Review | Dan Brown’s latest a fun-filled adventure, despite author’s Trump-like bluster
Professor Robert Langdon returns in a formulaic tale of high-culture clues and low-brow prose
Origin
by Dan Brown
Doubleday
Two thirds of the way through Origin, Dan Brown’s seventh novel, the reader comes upon a joke. Robert Langdon, the now-familiar professor of symbology who works (as Brown’s narrator often reminds us) at Harvard University, has just done what he does best: cracked a code that may change the course of human history. Having entered the 47-digit password into a supercomputer, Langdon hits enter. And … nothing.
Our hero is shocked. We are shocked. Codes, even 47-digit ones, don’t normally resist Robert Langdon of Harvard University. He turns to his companion, Ambra Vidal (a stunningly beautiful woman – as so often in Langdon’s adventures – with whom he shares all the sexual chemistry of a used teabag) and is surprised to find her smiling. “Professor,” she says. “Your caps lock is on.”

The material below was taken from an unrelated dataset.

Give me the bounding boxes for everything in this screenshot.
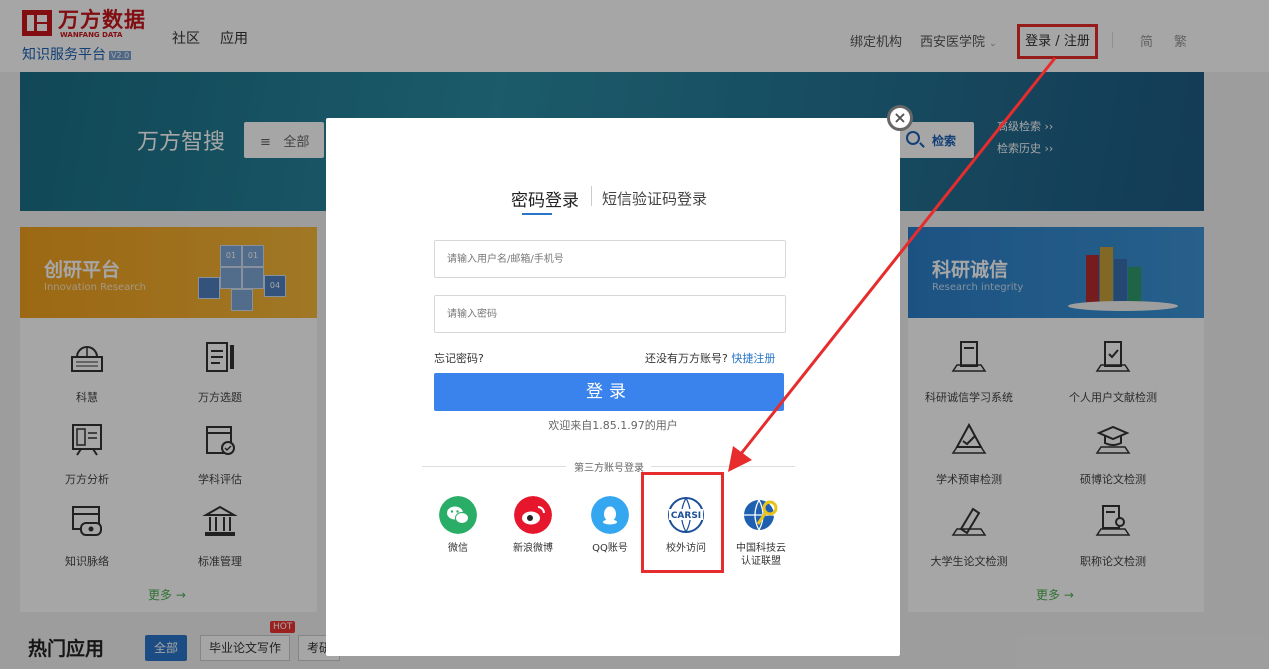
annotation-arrow bbox=[728, 57, 1057, 472]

As the title proclaims, Brown’s seventh outing is concerned with nothing less than the beginnings of the universe and life itself. The vehicle is Edmond Kirsch. Though he sounds like an aperitif, he is actually the sort of brilliant polymath who inhabits Brown novels: two parts Steve Jobs, one part each Malcolm Gladwell and Richard Dawkins, and a dash of anyone who has ever given a TED talk. It goes without saying that he is also a former student of Langdon (at Harvard, in case you had forgotten). Vehemently opposed to all religion, Kirsch has made a discovery that will blow every single church out of the holy water.